Elderly people often are more susceptible to heat and dehydration for many reasons, such as age-related reduced sense of thirst, as well as certain medicines, according to The Baltimore Sun. So even when it’s not hot, they should sip fluids throughout the day, and get hydration through foods like include soups, broths, and watery fruits.

5. Take regular breaks. Exerting your body increases your body’s temperature. Once your body temp gets too high, you start feeling the symptoms of a heat illness, which can quickly escalate and become life-threatening. During extreme heat, the CDC recommends rescheduling work to cooler times of the day, taking of frequent breaks in a shaded or air conditioned area, wearing reflective clothing or water-dampened cotton clothing, and donning cooling vests with pockets for cold packs.

6. Use sunscreen of 30 SPF or higher, and wear sunglasses, a hat, and long-sleeve UV-rated clothing, while trying to avoid direct sunlight.

7. Don’t drink too much water, which raises the risk of hyponatremia – low sodium blood concentration. Learn more here.

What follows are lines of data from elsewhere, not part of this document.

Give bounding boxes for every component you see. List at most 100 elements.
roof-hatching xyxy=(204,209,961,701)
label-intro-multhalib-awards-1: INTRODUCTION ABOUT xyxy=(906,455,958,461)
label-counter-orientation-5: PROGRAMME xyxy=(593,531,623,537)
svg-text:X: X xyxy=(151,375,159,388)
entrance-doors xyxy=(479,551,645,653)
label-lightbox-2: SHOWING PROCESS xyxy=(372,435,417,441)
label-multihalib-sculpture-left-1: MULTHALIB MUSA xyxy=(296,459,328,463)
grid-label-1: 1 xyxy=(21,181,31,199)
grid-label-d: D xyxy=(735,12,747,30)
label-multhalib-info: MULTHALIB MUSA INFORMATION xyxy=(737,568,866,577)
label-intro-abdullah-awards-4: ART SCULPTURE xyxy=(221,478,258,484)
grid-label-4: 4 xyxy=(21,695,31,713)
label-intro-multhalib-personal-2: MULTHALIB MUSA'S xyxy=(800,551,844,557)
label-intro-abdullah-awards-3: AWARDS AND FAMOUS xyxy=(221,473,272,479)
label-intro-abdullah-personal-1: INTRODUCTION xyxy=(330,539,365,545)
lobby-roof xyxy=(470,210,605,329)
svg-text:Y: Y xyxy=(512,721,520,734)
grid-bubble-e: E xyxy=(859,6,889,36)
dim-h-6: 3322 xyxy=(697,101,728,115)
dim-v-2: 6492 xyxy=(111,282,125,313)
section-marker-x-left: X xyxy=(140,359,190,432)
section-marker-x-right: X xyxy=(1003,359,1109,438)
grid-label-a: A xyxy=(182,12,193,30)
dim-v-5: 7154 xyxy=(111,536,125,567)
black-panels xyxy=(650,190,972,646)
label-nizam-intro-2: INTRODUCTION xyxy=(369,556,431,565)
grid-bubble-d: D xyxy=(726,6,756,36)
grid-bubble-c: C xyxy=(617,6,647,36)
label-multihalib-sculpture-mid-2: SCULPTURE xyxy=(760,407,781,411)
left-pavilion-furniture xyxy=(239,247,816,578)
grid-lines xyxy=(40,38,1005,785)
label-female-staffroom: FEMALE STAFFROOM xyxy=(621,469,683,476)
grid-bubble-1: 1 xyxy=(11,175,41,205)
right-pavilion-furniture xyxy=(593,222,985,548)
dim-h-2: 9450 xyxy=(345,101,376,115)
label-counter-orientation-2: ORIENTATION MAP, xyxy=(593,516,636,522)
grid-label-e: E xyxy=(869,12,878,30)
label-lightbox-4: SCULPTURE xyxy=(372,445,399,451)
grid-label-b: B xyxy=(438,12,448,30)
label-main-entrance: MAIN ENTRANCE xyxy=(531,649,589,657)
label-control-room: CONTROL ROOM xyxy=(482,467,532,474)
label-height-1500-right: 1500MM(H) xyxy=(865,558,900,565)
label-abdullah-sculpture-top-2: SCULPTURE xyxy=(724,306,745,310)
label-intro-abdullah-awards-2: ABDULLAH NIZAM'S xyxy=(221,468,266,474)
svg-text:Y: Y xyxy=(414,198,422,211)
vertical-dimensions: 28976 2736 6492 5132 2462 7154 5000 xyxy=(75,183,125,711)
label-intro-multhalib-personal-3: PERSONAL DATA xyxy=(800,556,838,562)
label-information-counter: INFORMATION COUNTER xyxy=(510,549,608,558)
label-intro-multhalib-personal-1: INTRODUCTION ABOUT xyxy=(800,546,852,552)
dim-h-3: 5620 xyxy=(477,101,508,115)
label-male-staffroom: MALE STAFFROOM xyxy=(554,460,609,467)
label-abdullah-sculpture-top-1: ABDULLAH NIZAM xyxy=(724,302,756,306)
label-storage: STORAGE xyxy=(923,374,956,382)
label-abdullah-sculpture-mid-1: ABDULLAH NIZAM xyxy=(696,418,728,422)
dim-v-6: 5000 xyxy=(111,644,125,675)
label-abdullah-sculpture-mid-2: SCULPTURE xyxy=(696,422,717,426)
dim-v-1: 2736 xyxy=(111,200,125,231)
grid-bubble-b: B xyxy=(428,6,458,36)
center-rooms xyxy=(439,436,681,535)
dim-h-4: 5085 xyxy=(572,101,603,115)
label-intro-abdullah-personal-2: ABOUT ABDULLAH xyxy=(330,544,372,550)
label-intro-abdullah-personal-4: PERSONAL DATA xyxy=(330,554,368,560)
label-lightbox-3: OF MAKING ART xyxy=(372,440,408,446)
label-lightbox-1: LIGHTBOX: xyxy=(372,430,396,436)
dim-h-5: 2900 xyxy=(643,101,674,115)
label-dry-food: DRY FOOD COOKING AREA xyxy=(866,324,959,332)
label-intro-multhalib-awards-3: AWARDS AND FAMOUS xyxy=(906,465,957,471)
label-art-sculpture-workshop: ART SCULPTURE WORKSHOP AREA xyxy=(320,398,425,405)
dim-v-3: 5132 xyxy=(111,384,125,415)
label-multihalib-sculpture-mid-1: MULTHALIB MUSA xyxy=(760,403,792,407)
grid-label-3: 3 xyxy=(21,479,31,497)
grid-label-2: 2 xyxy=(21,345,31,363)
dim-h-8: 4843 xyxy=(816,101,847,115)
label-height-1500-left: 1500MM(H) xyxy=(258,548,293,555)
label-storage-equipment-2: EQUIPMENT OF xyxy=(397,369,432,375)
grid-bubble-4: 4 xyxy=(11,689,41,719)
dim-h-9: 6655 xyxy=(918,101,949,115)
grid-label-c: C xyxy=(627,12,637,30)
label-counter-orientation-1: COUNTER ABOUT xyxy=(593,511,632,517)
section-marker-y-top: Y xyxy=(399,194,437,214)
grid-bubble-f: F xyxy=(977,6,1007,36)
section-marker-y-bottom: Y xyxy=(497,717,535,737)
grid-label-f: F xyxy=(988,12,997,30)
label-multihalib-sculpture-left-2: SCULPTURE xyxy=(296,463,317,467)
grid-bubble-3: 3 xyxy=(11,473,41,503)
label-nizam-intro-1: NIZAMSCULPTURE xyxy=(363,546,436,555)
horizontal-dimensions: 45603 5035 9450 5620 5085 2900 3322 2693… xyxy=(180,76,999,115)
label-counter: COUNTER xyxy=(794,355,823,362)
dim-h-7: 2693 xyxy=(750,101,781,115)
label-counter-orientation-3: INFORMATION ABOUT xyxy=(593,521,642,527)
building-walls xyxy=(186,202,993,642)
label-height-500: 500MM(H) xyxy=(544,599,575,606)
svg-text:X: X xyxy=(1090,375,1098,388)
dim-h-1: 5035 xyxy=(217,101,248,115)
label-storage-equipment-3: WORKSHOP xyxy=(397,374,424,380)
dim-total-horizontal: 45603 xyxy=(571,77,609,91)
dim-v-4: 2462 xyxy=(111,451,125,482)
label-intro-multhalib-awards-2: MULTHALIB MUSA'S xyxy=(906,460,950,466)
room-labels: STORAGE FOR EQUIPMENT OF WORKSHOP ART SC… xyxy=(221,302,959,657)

8. Recognize the signs of heat illnesses. Know these signs, along with heat illness first aid.

Hydration is important all times of the year, even in the middle of winter, but it’s easy to quickly get dehydrated when spending time outside in the heat. All times of the year, as noted above, make it a habit to drink enough water throughout the day to have to use the bathroom every two to four hours. You’ll be more alert, and your whole body will function better when you stay hydrated.